PS: You can also experiment with custom time encodings (e.g., sinusoidal or some learned time embedding), but I wouldn’t recommend starting with that if the simple time+transformer approach works.

Thanks for the welcome and the quick response! This is really helpful.I think I didn’t get this across in my initial post but my output is two time-series with potentially different time data. So a time series with t=1,3,4,5 and one time series with t = 2 and 3. Is it possible to adapt the TimeSeriesTransformer for this purpose? A minimal reproducible example (if possible) would indeed be nice.

Thanks for the clarification. Just to make sure: Given one parameter vector \theta, your model outputs:

  • x with t_x=1,3,4,5 and also
  • y with t_y=2,3,

making your simulator have a signature like \theta\mapsto[x,y]?

Or is it \theta\mapsto x but sometimes t_x=1,3,4,5 and sometimes t_x=2,3?

If you indeed have 2 time series outputs [x, y] from a single call to the simulator, then you could make use of our recent work on multimodal fusion for neural posterior estimation (Link to preprint). Once we have completely clarified your exact problem setting, I’m happy to help more!

1 Like

For now I want to restrict my application to the former case. That is, I have one output indeed an two outputs x and y with t_x = 1,3,4,5 and t_y = 2,3. I have taken a look at the preprint, it seems exactly like what I need. A small example would also be very helpful!

Thank you for taking the time helping me!

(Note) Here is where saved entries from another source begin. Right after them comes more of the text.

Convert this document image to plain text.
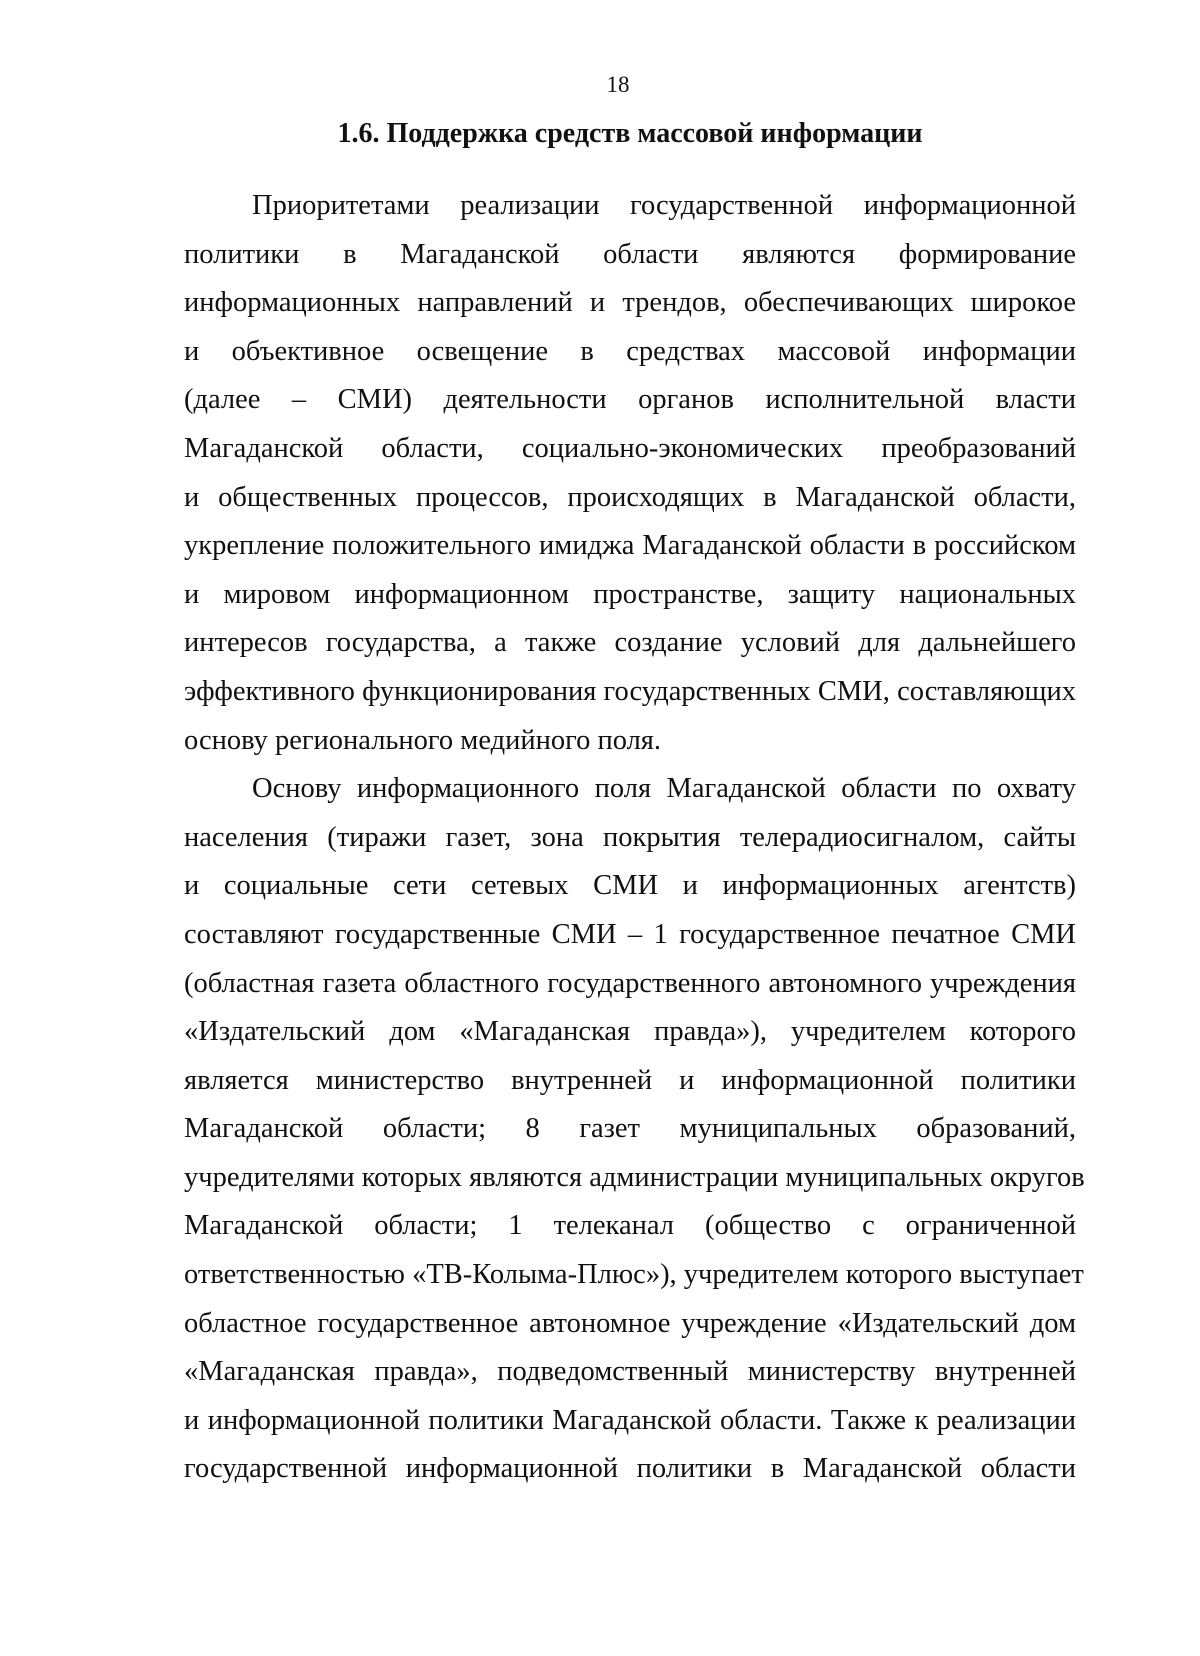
18
1.6. Поддержка средств массовой информации
Приоритетами реализации государственной информационной
политики в Магаданской области являются формирование
информационных направлений и трендов, обеспечивающих широкое
и объективное освещение в средствах массовой информации
(далее – СМИ) деятельности органов исполнительной власти
Магаданской области, социально-экономических преобразований
и общественных процессов, происходящих в Магаданской области,
укрепление положительного имиджа Магаданской области в российском
и мировом информационном пространстве, защиту национальных
интересов государства, а также создание условий для дальнейшего
эффективного функционирования государственных СМИ, составляющих
основу регионального медийного поля.
Основу информационного поля Магаданской области по охвату
населения (тиражи газет, зона покрытия телерадиосигналом, сайты
и социальные сети сетевых СМИ и информационных агентств)
составляют государственные СМИ – 1 государственное печатное СМИ
(областная газета областного государственного автономного учреждения
«Издательский дом «Магаданская правда»), учредителем которого
является министерство внутренней и информационной политики
Магаданской области; 8 газет муниципальных образований,
учредителями которых являются администрации муниципальных округов
Магаданской области; 1 телеканал (общество с ограниченной
ответственностью «ТВ-Колыма-Плюс»), учредителем которого выступает
областное государственное автономное учреждение «Издательский дом
«Магаданская правда», подведомственный министерству внутренней
и информационной политики Магаданской области. Также к реализации
государственной информационной политики в Магаданской области
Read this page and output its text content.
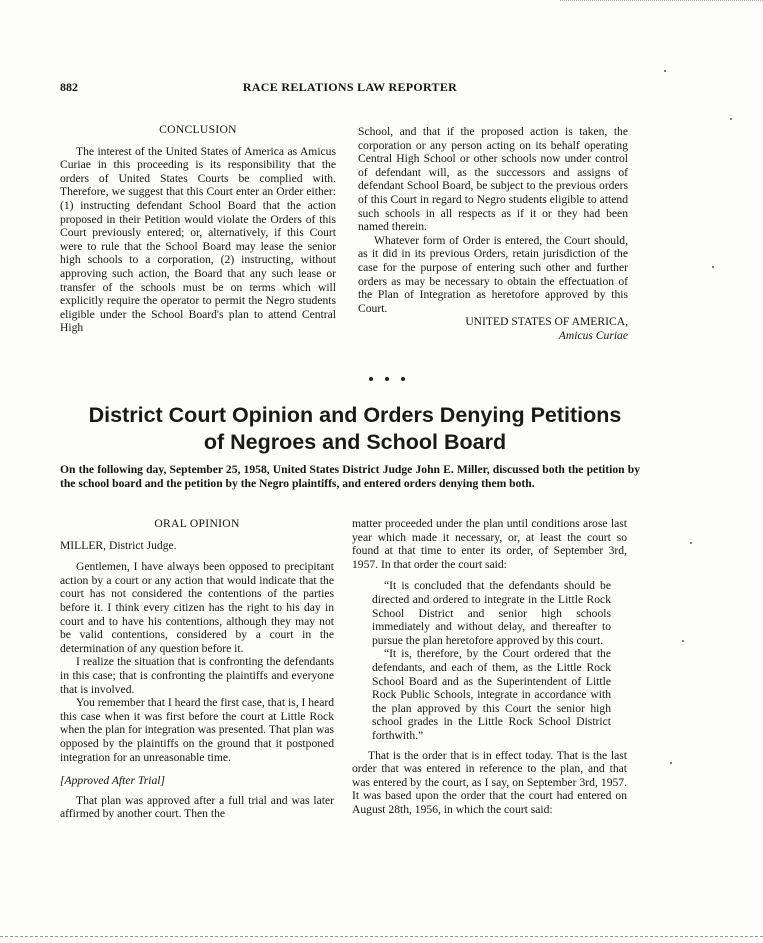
882	RACE RELATIONS LAW REPORTER

CONCLUSION

The interest of the United States of America as Amicus Curiae in this proceeding is its responsibility that the orders of United States Courts be complied with. Therefore, we suggest that this Court enter an Order either: (1) instructing defendant School Board that the action proposed in their Petition would violate the Orders of this Court previously entered; or, alternatively, if this Court were to rule that the School Board may lease the senior high schools to a corporation, (2) instructing, without approving such action, the Board that any such lease or transfer of the schools must be on terms which will explicitly require the operator to permit the Negro students eligible under the School Board's plan to attend Central High

School, and that if the proposed action is taken, the corporation or any person acting on its behalf operating Central High School or other schools now under control of defendant will, as the successors and assigns of defendant School Board, be subject to the previous orders of this Court in regard to Negro students eligible to attend such schools in all respects as if it or they had been named therein.

Whatever form of Order is entered, the Court should, as it did in its previous Orders, retain jurisdiction of the case for the purpose of entering such other and further orders as may be necessary to obtain the effectuation of the Plan of Integration as heretofore approved by this Court.

UNITED STATES OF AMERICA,

Amicus Curiae

District Court Opinion and Orders Denying Petitions
of Negroes and School Board
On the following day, September 25, 1958, United States District Judge John E. Miller, discussed both the petition by the school board and the petition by the Negro plaintiffs, and entered orders denying them both.

ORAL OPINION

MILLER, District Judge.

Gentlemen, I have always been opposed to precipitant action by a court or any action that would indicate that the court has not considered the contentions of the parties before it. I think every citizen has the right to his day in court and to have his contentions, although they may not be valid contentions, considered by a court in the determination of any question before it.

I realize the situation that is confronting the defendants in this case; that is confronting the plaintiffs and everyone that is involved.

You remember that I heard the first case, that is, I heard this case when it was first before the court at Little Rock when the plan for integration was presented. That plan was opposed by the plaintiffs on the ground that it postponed integration for an unreasonable time.

[Approved After Trial]

That plan was approved after a full trial and was later affirmed by another court. Then the

matter proceeded under the plan until conditions arose last year which made it necessary, or, at least the court so found at that time to enter its order, of September 3rd, 1957. In that order the court said:

“It is concluded that the defendants should be directed and ordered to integrate in the Little Rock School District and senior high schools immediately and without delay, and thereafter to pursue the plan heretofore approved by this court.

“It is, therefore, by the Court ordered that the defendants, and each of them, as the Little Rock School Board and as the Superintendent of Little Rock Public Schools, integrate in accordance with the plan approved by this Court the senior high school grades in the Little Rock School District forthwith.”

That is the order that is in effect today. That is the last order that was entered in reference to the plan, and that was entered by the court, as I say, on September 3rd, 1957. It was based upon the order that the court had entered on August 28th, 1956, in which the court said:
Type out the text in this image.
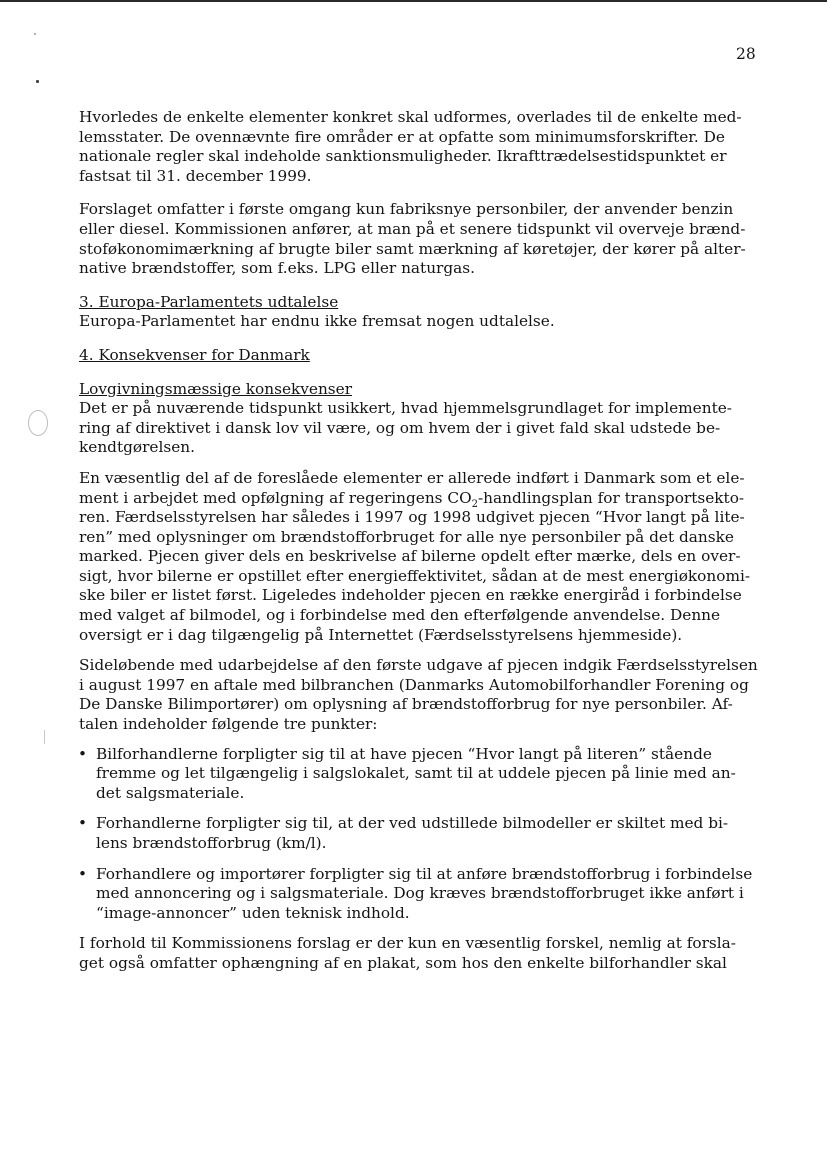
28

Hvorledes de enkelte elementer konkret skal udformes, overlades til de enkelte med-
lemsstater. De ovennævnte fire områder er at opfatte som minimumsforskrifter. De
nationale regler skal indeholde sanktionsmuligheder. Ikrafttrædelsestidspunktet er
fastsat til 31. december 1999.

Forslaget omfatter i første omgang kun fabriksnye personbiler, der anvender benzin
eller diesel. Kommissionen anfører, at man på et senere tidspunkt vil overveje brænd-
stoføkonomimærkning af brugte biler samt mærkning af køretøjer, der kører på alter-
native brændstoffer, som f.eks. LPG eller naturgas.

3. Europa-Parlamentets udtalelse
Europa-Parlamentet har endnu ikke fremsat nogen udtalelse.

4. Konsekvenser for Danmark

Lovgivningsmæssige konsekvenser
Det er på nuværende tidspunkt usikkert, hvad hjemmelsgrundlaget for implemente-
ring af direktivet i dansk lov vil være, og om hvem der i givet fald skal udstede be-
kendtgørelsen.

En væsentlig del af de foreslåede elementer er allerede indført i Danmark som et ele-
ment i arbejdet med opfølgning af regeringens $CO_2$-handlingsplan for transportsekto-
ren. Færdselsstyrelsen har således i 1997 og 1998 udgivet pjecen “Hvor langt på lite-
ren” med oplysninger om brændstofforbruget for alle nye personbiler på det danske
marked. Pjecen giver dels en beskrivelse af bilerne opdelt efter mærke, dels en over-
sigt, hvor bilerne er opstillet efter energieffektivitet, sådan at de mest energiøkonomi-
ske biler er listet først. Ligeledes indeholder pjecen en række energiråd i forbindelse
med valget af bilmodel, og i forbindelse med den efterfølgende anvendelse. Denne
oversigt er i dag tilgængelig på Internettet (Færdselsstyrelsens hjemmeside).

Sideløbende med udarbejdelse af den første udgave af pjecen indgik Færdselsstyrelsen
i august 1997 en aftale med bilbranchen (Danmarks Automobilforhandler Forening og
De Danske Bilimportører) om oplysning af brændstofforbrug for nye personbiler. Af-
talen indeholder følgende tre punkter:

• Bilforhandlerne forpligter sig til at have pjecen “Hvor langt på literen” stående
fremme og let tilgængelig i salgslokalet, samt til at uddele pjecen på linie med an-
det salgsmateriale.
• Forhandlerne forpligter sig til, at der ved udstillede bilmodeller er skiltet med bi-
lens brændstofforbrug (km/l).
• Forhandlere og importører forpligter sig til at anføre brændstofforbrug i forbindelse
med annoncering og i salgsmateriale. Dog kræves brændstofforbruget ikke anført i
“image-annoncer” uden teknisk indhold.

I forhold til Kommissionens forslag er der kun en væsentlig forskel, nemlig at forsla-
get også omfatter ophængning af en plakat, som hos den enkelte bilforhandler skal
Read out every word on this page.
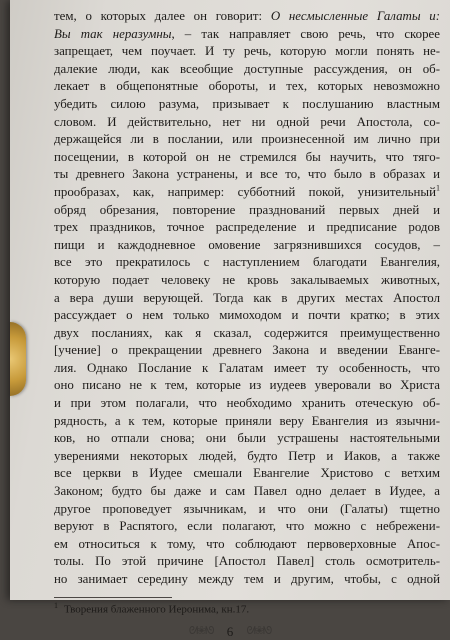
тем, о которых далее он говорит: О несмысленные Галаты и:
Вы так неразумны, – так направляет свою речь, что скорее
запрещает, чем поучает. И ту речь, которую могли понять не-
далекие люди, как всеобщие доступные рассуждения, он об-
лекает в общепонятные обороты, и тех, которых невозможно
убедить силою разума, призывает к послушанию властным
словом. И действительно, нет ни одной речи Апостола, со-
держащейся ли в послании, или произнесенной им лично при
посещении, в которой он не стремился бы научить, что тяго-
ты древнего Закона устранены, и все то, что было в образах и
прообразах, как, например: субботний покой, унизительный$^1$
обряд обрезания, повторение празднований первых дней и
трех праздников, точное распределение и предписание родов
пищи и каждодневное омовение загрязнившихся сосудов, –
все это прекратилось с наступлением благодати Евангелия,
которую подает человеку не кровь закалываемых животных,
а вера души верующей. Тогда как в других местах Апостол
рассуждает о нем только мимоходом и почти кратко; в этих
двух посланиях, как я сказал, содержится преимущественно
[учение] о прекращении древнего Закона и введении Еванге-
лия. Однако Послание к Галатам имеет ту особенность, что
оно писано не к тем, которые из иудеев уверовали во Христа
и при этом полагали, что необходимо хранить отеческую об-
рядность, а к тем, которые приняли веру Евангелия из язычни-
ков, но отпали снова; они были устрашены настоятельными
уверениями некоторых людей, будто Петр и Иаков, а также
все церкви в Иудее смешали Евангелие Христово с ветхим
Законом; будто бы даже и сам Павел одно делает в Иудее, а
другое проповедует язычникам, и что они (Галаты) тщетно
веруют в Распятого, если полагают, что можно с небрежени-
ем относиться к тому, что соблюдают первоверховные Апос-
толы. По этой причине [Апостол Павел] столь осмотритель-
но занимает середину между тем и другим, чтобы, с одной
$^1$ Творения блаженного Иеронима, кн.17.
ᘛ❀ᘚ 6 ᘛ❀ᘚ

Hi, apologies for the delay. I set up a small example for you. The setup is very simple:

  • 2-dimensional target parameter \theta\sim\mathrm{Normal}(0, 1)
  • source x: random walk with drift \theta, noise \sigma=0.3, 10 discretization steps, but only t_x=5 randomly selected observations
  • source y: random walk with drift \theta, noise \sigma=0.8, 10 discretization steps but only t_y=3 randomly selected observations


The shapes for a batch of forward samples are:

  • \theta: (batch_size, 2)
  • x: (batch_size, 5, 3)
  • y: (batch_size, 3, 3)

Both x and y are 3-dimensional in the last axis because we have two data dimensions (2D random walk) and one time dimension which contains the actual time stamps of the observations.

Summary networks

Both sources are processed with a TimeSeriesTransformer, which learns 10 summary dimensions each. 10+10=20 summaries are likely an overkill, but that’s not the point here :slight_smile:

General thoughts

I don’t know about the exact structure of your data, but it might make sense to share information between the summary networks. Also, the specifics of the networks (number of layers, units per layer, …) and regularization (in case of offline learning on a fixed data set) are the first things I’d change for an actual application. If you want additional eyes on your specific modeling example, let me know (here or via email).

Link to notebook

Here’s the Google Colab link for you to clone and play with it: Google Colab


Thank you very much! I was on a short trip so also apologies for the delay. I will play around with it and if I have questions I might have to impose on you again.